De Gaulle devra s’imposer à la Résistance intérieure

Le chef de la France libre devra donc s’imposer à la constellation de mouvements nés en dehors de lui. Il parviendra à ses fins, en reprenant les rênes de l’ensemble de la Résistance, tâche assurée par Jean Moulin, arrivé à Londres en octobre 1941. En avril 1943, les trois groupes les plus importants – Combat, Franc-Tireur et Libération – se fédèrent en Mouvements unis de Résistance. Un mois plus tard, Moulin est nommé délégué du général de Gaulle pour toute la France, et placé à la tête du Conseil national de la Résistance.
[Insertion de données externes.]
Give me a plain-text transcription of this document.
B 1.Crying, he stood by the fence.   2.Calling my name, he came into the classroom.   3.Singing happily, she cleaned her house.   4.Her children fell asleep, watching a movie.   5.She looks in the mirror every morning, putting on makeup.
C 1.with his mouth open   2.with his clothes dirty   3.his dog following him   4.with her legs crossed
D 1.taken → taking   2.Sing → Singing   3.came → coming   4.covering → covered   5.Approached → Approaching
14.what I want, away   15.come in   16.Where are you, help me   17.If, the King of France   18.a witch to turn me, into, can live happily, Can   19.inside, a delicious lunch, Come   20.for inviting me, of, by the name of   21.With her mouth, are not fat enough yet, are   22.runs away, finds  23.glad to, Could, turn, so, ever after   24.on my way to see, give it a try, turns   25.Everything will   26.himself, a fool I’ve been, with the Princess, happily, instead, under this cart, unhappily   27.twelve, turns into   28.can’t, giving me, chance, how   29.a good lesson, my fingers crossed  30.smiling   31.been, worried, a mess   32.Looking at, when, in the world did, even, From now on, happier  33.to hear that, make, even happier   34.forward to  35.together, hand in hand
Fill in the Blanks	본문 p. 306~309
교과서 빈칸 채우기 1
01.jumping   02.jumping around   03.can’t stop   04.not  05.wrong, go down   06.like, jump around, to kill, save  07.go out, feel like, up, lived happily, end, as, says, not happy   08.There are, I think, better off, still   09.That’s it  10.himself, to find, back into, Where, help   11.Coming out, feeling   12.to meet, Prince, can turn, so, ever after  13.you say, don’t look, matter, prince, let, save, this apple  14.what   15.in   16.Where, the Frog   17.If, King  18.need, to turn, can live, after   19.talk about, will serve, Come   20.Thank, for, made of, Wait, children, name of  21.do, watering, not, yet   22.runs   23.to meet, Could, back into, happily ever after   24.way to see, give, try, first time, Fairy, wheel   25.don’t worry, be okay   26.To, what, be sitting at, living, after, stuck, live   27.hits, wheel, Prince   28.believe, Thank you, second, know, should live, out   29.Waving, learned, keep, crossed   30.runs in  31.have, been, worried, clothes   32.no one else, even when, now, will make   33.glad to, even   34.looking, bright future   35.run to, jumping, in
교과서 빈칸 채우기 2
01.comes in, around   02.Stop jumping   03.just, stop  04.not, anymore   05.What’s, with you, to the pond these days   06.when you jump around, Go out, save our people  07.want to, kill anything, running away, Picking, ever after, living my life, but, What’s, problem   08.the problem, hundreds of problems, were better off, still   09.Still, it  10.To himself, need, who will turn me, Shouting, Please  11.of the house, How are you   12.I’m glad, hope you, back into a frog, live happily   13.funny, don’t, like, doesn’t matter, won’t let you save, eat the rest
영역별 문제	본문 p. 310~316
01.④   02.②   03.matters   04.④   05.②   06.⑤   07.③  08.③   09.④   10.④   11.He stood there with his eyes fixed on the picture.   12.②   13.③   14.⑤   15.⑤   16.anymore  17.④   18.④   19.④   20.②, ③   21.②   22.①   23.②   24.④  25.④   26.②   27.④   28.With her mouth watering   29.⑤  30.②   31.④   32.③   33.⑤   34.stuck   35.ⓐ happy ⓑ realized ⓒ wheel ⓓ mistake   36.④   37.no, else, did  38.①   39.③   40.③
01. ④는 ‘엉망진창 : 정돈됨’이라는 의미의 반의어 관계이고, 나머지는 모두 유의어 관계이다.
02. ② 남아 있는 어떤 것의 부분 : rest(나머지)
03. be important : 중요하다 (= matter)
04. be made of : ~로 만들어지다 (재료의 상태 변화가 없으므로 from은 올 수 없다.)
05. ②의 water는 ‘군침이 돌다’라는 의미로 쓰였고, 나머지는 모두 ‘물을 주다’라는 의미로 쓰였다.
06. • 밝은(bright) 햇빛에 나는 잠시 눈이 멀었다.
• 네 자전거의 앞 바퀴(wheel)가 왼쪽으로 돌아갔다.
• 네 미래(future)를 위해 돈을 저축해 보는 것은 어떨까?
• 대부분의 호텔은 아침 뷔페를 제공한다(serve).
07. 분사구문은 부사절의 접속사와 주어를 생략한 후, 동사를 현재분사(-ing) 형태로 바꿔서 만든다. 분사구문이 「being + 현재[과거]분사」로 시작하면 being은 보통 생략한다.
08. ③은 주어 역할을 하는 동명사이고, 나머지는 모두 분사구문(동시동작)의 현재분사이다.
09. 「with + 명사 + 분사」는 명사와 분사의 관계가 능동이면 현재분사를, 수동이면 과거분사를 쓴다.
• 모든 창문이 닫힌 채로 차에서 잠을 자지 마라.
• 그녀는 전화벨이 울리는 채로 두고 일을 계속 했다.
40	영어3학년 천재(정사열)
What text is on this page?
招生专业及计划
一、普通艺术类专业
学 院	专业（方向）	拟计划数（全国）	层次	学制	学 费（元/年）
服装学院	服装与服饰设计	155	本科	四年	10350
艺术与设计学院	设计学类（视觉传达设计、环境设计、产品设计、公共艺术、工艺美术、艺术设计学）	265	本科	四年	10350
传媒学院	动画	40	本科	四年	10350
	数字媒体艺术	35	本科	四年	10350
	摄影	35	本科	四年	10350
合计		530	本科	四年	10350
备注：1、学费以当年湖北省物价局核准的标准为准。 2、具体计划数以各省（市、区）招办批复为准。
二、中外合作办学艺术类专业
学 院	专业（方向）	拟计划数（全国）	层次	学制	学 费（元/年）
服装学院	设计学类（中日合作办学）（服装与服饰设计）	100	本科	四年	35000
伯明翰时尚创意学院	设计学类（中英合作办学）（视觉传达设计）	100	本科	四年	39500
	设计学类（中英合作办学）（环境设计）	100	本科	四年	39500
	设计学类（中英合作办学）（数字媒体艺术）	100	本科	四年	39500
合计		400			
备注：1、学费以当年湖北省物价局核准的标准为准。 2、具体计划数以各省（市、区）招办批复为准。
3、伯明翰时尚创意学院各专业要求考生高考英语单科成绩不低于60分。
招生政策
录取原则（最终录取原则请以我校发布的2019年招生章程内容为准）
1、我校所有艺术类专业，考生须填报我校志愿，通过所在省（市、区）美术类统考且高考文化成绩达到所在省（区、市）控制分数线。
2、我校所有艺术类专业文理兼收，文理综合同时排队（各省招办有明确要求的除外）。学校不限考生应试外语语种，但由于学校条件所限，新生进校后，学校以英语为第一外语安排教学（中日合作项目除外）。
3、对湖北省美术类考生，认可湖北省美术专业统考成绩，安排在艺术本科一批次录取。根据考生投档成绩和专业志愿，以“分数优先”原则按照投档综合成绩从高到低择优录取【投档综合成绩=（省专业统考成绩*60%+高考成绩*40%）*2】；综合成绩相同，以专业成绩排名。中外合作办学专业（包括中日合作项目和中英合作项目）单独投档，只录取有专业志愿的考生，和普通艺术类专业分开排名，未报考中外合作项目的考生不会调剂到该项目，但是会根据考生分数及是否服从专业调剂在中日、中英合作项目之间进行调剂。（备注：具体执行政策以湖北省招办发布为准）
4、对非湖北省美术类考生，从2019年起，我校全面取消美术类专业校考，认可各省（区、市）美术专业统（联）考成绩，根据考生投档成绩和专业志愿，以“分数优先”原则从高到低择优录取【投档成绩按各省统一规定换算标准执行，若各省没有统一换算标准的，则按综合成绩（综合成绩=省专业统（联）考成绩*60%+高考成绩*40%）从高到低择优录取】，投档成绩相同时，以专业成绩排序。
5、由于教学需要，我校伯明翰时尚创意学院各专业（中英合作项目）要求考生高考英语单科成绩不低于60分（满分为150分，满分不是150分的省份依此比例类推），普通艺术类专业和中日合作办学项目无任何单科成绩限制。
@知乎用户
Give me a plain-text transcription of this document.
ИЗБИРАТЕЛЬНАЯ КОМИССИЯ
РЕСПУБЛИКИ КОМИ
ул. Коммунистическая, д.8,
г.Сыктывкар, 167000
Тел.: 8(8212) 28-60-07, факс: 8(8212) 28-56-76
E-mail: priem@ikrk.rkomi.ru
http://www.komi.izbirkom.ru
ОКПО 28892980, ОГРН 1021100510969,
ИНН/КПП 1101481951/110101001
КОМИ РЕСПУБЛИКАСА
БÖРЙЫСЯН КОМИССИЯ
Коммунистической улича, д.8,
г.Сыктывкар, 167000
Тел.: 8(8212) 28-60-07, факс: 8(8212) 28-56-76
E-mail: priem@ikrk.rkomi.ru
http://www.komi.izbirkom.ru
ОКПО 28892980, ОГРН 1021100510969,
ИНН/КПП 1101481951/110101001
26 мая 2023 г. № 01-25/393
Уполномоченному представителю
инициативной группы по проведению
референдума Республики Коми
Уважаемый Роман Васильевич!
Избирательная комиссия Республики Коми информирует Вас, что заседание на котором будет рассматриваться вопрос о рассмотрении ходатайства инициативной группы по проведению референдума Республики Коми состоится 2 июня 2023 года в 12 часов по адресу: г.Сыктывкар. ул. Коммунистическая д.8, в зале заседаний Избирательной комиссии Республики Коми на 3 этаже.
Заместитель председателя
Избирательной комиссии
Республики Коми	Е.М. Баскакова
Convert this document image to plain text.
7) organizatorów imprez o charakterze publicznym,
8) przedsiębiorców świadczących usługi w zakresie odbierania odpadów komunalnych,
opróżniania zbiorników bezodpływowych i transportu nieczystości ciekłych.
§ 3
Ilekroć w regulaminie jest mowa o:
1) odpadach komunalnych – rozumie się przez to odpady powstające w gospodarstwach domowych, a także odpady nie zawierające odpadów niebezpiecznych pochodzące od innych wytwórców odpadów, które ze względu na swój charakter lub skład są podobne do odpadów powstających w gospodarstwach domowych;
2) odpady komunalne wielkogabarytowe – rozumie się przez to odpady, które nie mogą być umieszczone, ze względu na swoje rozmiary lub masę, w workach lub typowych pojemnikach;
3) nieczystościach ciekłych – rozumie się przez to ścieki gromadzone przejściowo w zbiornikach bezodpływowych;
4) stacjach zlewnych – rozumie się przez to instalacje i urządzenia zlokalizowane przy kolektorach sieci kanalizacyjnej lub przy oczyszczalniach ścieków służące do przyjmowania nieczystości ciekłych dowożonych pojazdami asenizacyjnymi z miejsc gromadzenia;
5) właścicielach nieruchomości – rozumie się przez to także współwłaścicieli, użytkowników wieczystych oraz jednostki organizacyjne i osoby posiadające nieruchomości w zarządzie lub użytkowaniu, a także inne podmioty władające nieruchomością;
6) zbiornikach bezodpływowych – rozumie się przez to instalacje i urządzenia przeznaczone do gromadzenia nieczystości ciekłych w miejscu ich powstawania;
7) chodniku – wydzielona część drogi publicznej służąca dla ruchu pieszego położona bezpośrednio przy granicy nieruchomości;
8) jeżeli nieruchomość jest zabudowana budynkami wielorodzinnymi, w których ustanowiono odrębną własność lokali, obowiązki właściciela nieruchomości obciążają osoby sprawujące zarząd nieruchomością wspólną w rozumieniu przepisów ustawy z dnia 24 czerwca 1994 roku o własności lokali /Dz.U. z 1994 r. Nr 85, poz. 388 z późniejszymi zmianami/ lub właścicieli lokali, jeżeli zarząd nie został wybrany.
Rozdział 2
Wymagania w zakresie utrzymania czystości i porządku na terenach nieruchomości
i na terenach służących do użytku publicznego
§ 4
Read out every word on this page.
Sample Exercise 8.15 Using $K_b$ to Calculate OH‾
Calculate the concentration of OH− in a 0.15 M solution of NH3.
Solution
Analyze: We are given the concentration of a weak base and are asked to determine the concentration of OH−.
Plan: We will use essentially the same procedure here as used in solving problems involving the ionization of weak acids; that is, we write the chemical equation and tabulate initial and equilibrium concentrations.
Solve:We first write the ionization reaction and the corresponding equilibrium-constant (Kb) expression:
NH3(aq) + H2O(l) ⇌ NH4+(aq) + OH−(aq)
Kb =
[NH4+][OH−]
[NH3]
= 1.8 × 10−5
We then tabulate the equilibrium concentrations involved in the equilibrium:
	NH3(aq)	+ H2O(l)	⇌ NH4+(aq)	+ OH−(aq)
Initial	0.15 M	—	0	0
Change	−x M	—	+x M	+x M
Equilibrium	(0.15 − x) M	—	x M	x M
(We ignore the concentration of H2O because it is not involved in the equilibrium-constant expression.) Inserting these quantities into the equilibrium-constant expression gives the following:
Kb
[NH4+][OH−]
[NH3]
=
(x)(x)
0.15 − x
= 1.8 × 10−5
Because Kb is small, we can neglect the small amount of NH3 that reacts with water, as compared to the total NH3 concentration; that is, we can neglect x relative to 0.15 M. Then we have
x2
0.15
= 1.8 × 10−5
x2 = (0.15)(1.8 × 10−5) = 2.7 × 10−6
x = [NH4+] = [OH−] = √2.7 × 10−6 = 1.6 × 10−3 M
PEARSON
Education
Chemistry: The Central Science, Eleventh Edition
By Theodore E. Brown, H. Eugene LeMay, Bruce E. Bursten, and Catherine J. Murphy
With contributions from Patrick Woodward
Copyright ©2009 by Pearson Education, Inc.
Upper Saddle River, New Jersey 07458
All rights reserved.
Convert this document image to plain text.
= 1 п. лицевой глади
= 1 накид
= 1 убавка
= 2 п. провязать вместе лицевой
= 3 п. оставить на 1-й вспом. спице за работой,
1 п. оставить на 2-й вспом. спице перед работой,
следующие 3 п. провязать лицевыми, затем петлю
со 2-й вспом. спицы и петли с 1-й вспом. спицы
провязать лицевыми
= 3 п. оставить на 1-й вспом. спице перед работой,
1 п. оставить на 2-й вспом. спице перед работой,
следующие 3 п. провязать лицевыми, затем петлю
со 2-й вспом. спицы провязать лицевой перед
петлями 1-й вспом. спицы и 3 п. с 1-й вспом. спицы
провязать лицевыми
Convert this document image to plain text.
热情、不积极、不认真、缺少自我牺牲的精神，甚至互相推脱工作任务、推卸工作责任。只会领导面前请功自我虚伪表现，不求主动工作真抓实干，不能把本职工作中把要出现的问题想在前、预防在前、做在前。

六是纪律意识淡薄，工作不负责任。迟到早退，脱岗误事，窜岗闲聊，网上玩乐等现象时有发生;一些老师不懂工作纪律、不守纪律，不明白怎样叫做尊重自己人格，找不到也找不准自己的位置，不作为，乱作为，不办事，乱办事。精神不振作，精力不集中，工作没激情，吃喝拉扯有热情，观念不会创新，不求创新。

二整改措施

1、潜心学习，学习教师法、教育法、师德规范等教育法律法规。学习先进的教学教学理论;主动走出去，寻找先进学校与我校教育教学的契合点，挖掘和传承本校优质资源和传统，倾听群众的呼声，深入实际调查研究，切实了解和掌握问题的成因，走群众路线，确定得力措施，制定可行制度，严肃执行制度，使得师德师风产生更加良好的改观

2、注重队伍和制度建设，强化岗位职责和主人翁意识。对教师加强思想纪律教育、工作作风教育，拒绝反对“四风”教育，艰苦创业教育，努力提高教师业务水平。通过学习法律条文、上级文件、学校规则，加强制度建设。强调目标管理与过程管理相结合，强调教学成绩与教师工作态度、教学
     Sur des sujets aussi controversés que le rapport entre de Gaulle et les communistes (à la fois rivaux et alliés), le caractère minoritaire de la Résistance, le rôle militaire limité de celle-ci, le silence des mouvements face aux persécutions antisémites, Olivier Wieviorka avance sans tabous. Il n’esquive pas non plus l’existence des « vichysto-résistants », ces hommes qui occupaient des postes dans l’administration de l’Etat français, mais s’efforçaient de s’opposer aux exigences de l’occupant. L’exemple de Jean Benedetti, préfet sous Vichy et déporté par les Allemands en 1944, dont le neveu raconte aujourd’hui l’itinéraire héroïque (3), nous ramène, une fois de plus, à la complexité de l’histoire.

Jean Sévillia

(1) Histoire de la Résistance, 1940-1945, d’Olivier Wierviorka, Perrin.

(2) Les Services secrets de la France libre, de Sébastien Albertelli, Nouveau Monde éditions.

(3) Un préfet dans la Résistance, d’Arnaud Benedetti, CNRS éditions.